Les patients sont venus des provinces les plus éloignées du Bhoutan à l'hôpital national de référence Jigme Dorji Wangchuk à Thimphu, beaucoup voyageant plus d'une journée pour s'inscrire à l'étude. Les couloirs étant remplis de participants enthousiastes, le groupe a travaillé sans relâche pour répondre à la demande. Sur le terrain, Erica a pu jouer un rôle déterminant dans le projet, en réalisant le type d'EEG de référence que l'on obtiendrait dans un hôpital canadien. En deux semaines, l’équipe a recruté plus d’une centaine de patients, enregistré des dizaines d’heures d’ondes cérébrales et collecté plus d’un millier de pages de données cliniques.

 

Deux semaines après avoir pris un vol du Bhoutan à Boston, Erica a commencé son orientation à Queen's Medicine. Elle a partagé sa passion pour la santé mondiale avec ses pairs, suscitant l’intérêt, encourageant l’engagement sur les questions de santé mondiale et inspirant d’autres à s’impliquer. Erica a été élue agente de liaison en santé mondiale et communautaire et prévoit utiliser son rôle au sein du conseil étudiant en médecine de Queen's et auprès de la Fédération canadienne des étudiants en médecine pour défendre les besoins des populations mal desservies ici à Kingston et dans le monde entier. Elle espère faciliter l’engagement de ses camarades étudiants en médecine aux niveaux local et mondial.

 

Entre la préparation à la prosection et la pratique des compétences cliniques, Erica a continué à consacrer ses énergies à la recherche mondiale en neurologie. En plus de son travail continu sur le projet sur l'épilepsie au Bhoutan, elle contribue également à des projets sur les écoles de médecine dans les États fragiles et post-conflit. De plus, elle étudie les soins neuropsychiatriques des réfugiés syriens et irakiens en Jordanie, ainsi que l'accès et l'abordabilité de la technologie de neurodiagnostic. En novembre, Erica présentera ses recherches sur les facultés de médecine dans les États fragiles à la Conférence canadienne sur la santé mondiale à Ottawa.
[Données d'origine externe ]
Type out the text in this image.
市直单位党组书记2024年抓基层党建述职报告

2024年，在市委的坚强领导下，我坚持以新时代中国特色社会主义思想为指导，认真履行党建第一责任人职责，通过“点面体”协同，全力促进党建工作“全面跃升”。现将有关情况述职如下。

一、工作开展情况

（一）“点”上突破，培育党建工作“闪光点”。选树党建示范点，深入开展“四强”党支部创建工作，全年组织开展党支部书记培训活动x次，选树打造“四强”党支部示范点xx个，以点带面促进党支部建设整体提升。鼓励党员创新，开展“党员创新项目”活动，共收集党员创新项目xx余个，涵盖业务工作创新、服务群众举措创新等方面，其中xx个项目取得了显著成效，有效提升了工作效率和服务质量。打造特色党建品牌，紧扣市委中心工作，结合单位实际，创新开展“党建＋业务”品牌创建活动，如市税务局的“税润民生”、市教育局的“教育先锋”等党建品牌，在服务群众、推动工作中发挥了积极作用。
Le parcours d'Erica cet été n'est que le début d'une excellente carrière en médecine et en santé mondiale. Ses efforts sont multipliés par l’enthousiasme qu’elle a catalysé chez ses camarades de classe. Lorsque vous parlez à Erica, vous avez le sentiment que chacun de nous peut faire une différence et que tous ensemble, nous pouvons peut-être changer le monde.